Descendo da mais cruel das gentes, as da Europa, aquela ponta miserável da Eurásia de onde partiram os assassinos de povos e devoradores de civilizações. Que bom que ao menos uma vovó indígena me restou na ancestralidade! Mas não culpo europeu algum de hoje – ou norte-americano, que é o europeu em casa nova – porque não creio na herança das culpas nem na responsabilidade das partes no desempenho do todo.

Acredito que, se não houvesse contenção social, a tendência heterossexual seria dominante, mas não a única, nem na sociedade nem na vida das pessoas – porque ao sexo biológico, já em si duvidoso, acrescenta-se a representação simbólica na linguagem, que espelha vida e tece estranhas relações entre intimidade e afeto.

Respeito as prostitutas, tanto as que se enquadram no vitimismo do discurso convencional quanto as vocacionadas e animadas na carreira que partilham com o mesmo estoicismo das meninas que, pelo avesso, se guardam para um “bom partido”. A vida é um jogo e fazem sua aposta.
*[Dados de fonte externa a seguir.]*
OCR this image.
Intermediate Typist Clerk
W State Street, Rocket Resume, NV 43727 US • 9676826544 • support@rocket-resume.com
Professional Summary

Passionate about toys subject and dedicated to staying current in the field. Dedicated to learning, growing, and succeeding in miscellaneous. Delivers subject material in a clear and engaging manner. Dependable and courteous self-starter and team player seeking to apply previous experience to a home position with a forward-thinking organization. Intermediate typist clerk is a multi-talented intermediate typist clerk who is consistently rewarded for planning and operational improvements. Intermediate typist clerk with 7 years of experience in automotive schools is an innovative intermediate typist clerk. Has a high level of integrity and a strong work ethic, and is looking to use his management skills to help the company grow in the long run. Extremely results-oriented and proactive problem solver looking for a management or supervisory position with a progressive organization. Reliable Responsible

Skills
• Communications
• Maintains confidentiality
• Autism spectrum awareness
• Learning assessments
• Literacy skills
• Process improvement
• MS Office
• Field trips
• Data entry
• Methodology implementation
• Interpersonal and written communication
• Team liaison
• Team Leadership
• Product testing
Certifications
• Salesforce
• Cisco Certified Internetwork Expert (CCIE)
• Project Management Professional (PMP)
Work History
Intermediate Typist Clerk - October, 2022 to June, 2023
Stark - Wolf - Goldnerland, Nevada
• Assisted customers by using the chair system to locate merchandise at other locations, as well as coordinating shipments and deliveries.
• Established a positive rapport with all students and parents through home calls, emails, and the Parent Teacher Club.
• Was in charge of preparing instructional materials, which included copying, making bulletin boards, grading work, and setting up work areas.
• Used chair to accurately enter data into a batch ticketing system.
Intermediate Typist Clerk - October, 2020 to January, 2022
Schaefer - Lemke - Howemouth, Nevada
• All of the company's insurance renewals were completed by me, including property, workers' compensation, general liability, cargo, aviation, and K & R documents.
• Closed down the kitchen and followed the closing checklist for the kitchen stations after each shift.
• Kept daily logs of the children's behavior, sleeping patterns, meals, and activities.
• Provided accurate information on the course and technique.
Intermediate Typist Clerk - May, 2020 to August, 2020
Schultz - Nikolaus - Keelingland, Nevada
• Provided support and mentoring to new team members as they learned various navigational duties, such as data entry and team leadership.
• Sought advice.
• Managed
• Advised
A pornografia, ao contrário do que pretendem os moralistas, existe para adolescentes, os na idade própria e os que prosseguem sendo. Os demais acham apenas chato, se não for belo, e desenvolvem seus próprios métodos.

Tenho pena dos miseráveis, mas também dos muito ricos, que juntam fortunas de que não precisam, esmagando para isso tanto gente, perdem a noção do valor das coisas e, afinal, criam tolos armados de privilégios, com que tive que competir algumas vezes.

Desdenho desses farsantes que usam o nome de Jesus para tomar dinheiro do salário dos pobres e recorrem sempre ao Antigo Testamento, que é a história de um povo onde tudo acontece, porque não encontram o apoio de que precisam nos relatos do Cristo.

Sequer odeio os traficantes, porque sei que a droga, como muitas vezes a fé, é instrumento de controle social manipulado por interesses que não habitam morros nem correm riscos.

Sei que a luta de classes é o motor da História, mas não acredito que o ódio seja o melhor juízo na condução das batalhas.

É quando a raiva passa que a razão impõe o justo.

A única coisa que não se pode tolerar, que impede a solução dos conflitos, é a intolerância.